Leone XIII capì che la Chiesa affrontava una situazione inedita ma era disattrezzata. Occorreva che la carità cristiana diventasse filosofia civile
Subito dopo l’elezione, Leone XIV ha spiegato il perché del nome scelto, in continuità con l’ultimo papa dallo stesso nome, Leone XIII (1810-1903), importante soprattutto per la sua enciclica Rerum novarum del 1891. Questo documento realizzò in quel momento una svolta e costituisce il testo esemplare della dottrina sociale della Chiesa.
Sarà ripreso e approfondito da vari pronunciamenti dei pontefici successivi: nel 1931 dalla Quadragesimo Anno, nel 1961 dalla Mater et Magistra, e nel 1991 dalla Centesimus Annus.
La dottrina espressa da Leone XIII non è nuova in quanto si rifà a concezioni elaborate dal pensiero cristiano nei secoli, ma è rivoluzionaria perché cerca di rispondere ai nuovi enormi problemi posti dalla rivoluzione industriale e dalla formazione di movimenti e partiti operai.
Per il Papa era imprescindibile un’opera di ri-cristianizzazione della società: scrisse infatti ben 89 encicliche! Cercò di far riprendere alla Chiesa quel ruolo di guida che la progressiva laicizzazione degli Stati le aveva fatto perdere; puntava a questo scopo sull’impegno pieno e sulla presenza del laicato cattolico nei confronti della misera situazione delle classi lavoratrici. Probabilmente il periodo trascorso negli anni quaranta come nunzio apostolico in Belgio, dove l’industrializzazione era già sviluppata, aveva illuminato il futuro pontefice sulla gravità di tale situazione che richiedeva un affronto improrogabile.
Ricordiamo a tale proposito che il Manifesto del Partito comunista era stato redatto da Marx ed Engels nel 1848, e la Prima associazione internazionale dei lavoratori creata da Marx a Londra risale al 1864, mentre la Seconda, che riuniva i rappresentanti dei partiti socialisti sorti in Europa, è del 1889. La Chiesa cattolica non aveva ancora preso una posizione ufficiale rispetto a tali fermenti, se non a livello locale, come in Germania, dove monsignor Wilhelm Ketteler, arcivescovo di Magonza, già nel 1864 aveva dato avvio ad una riflessione sulla questione sociale attuando nel contempo anche soluzioni pratiche.

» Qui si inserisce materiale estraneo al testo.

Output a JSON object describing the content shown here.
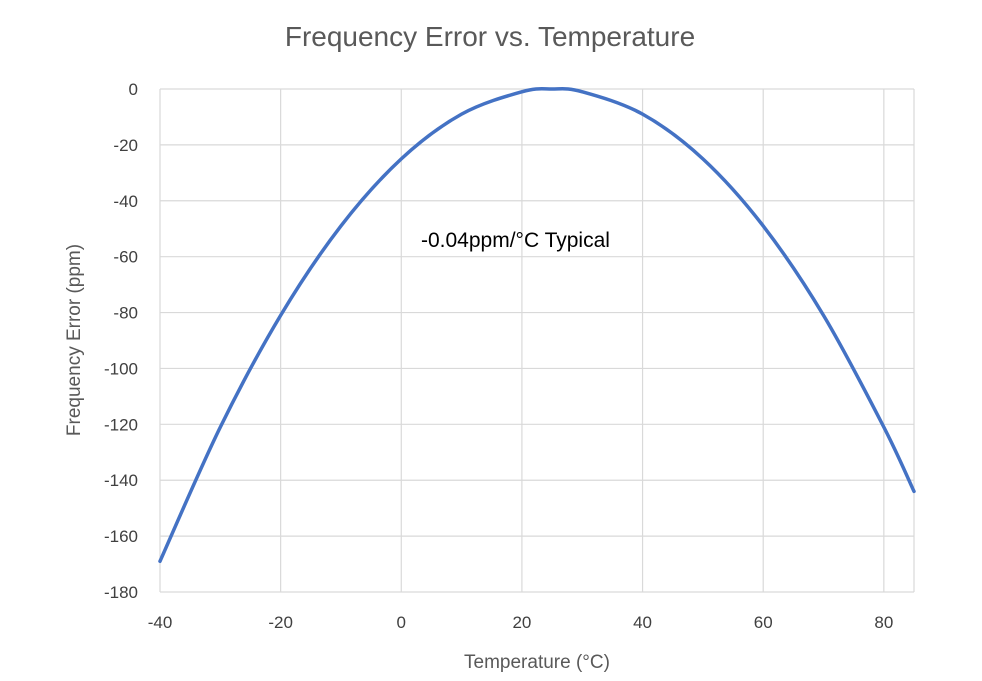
{
  "chart_data": {
    "type": "line",
    "title": "Frequency Error vs. Temperature",
    "xlabel": "Temperature (°C)",
    "ylabel": "Frequency Error (ppm)",
    "xlim": [
      -40,
      85
    ],
    "ylim": [
      -180,
      0
    ],
    "xticks": [
      -40,
      -20,
      0,
      20,
      40,
      60,
      80
    ],
    "yticks": [
      0,
      -20,
      -40,
      -60,
      -80,
      -100,
      -120,
      -140,
      -160,
      -180
    ],
    "grid": true,
    "annotation": "-0.04ppm/°C Typical",
    "series": [
      {
        "name": "Frequency Error",
        "color": "#4472c4",
        "x": [
          -40,
          -30,
          -20,
          -10,
          0,
          10,
          20,
          25,
          30,
          40,
          50,
          60,
          70,
          80,
          85
        ],
        "y": [
          -169,
          -121,
          -81,
          -49,
          -25,
          -9,
          -1,
          0,
          -1,
          -9,
          -25,
          -49,
          -81,
          -121,
          -144
        ]
      }
    ]
  }
}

L’enciclica Rerum Novarum si pone in antitesi con la soluzione socialista e marxista, considerata nociva per la società: al contrario di quella rivendica il diritto di proprietà, iscritto nella natura umana e confermato dalla morale cattolica, specie da san Tommaso; contrappone alla lotta di classe la necessità di una collaborazione tra proprietari e lavoratori, di cui un valido esempio erano state in passato le corporazioni di arti e mestieri. Auspica fortemente il ripristino di tali associazioni – anche miste, cioè formate da operai e padroni – come patronati, cooperative, casse rurali, società di mutuo soccorso ecc.
In Italia queste realtà erano di fatto già presenti, specie in Veneto e in Lombardia e soprattutto nelle zone rurali, ed erano coordinate a livello nazionale dall’Opera dei Congressi e dei Comitati cattolici. L’invito papale fornisce loro nuova energia e ne incoraggia la diffusione. Nel decennio 1891-1898 le società operaie passarono da 284 a 784, le casse rurali da 287 a 691 e così via.
Di fronte al liberalismo la Rerum Novarum nega che la libertà da sola sia condizione sufficiente per la giustizia nei rapporti sociali; rivendica la destinazione sociale dei beni economici, difende il valore della persona umana e la dignità del lavoratore. Inoltre rifiuta la concezione dello Stato liberale che assiste indifferente ai guasti dell’economia capitalistica: rivendica il diritto/dovere di quest’ultimo ad intervenire al fine della realizzazione della giustizia, che viene anche declinata nei suoi aspetti precipui.
Significativo è il titolo della conclusione dell’enciclica: “La carità signora e regina di tutte le virtù” perché non si può dimenticare che essa sola è il valido antidoto all’egoismo e all’orgoglio del secolo.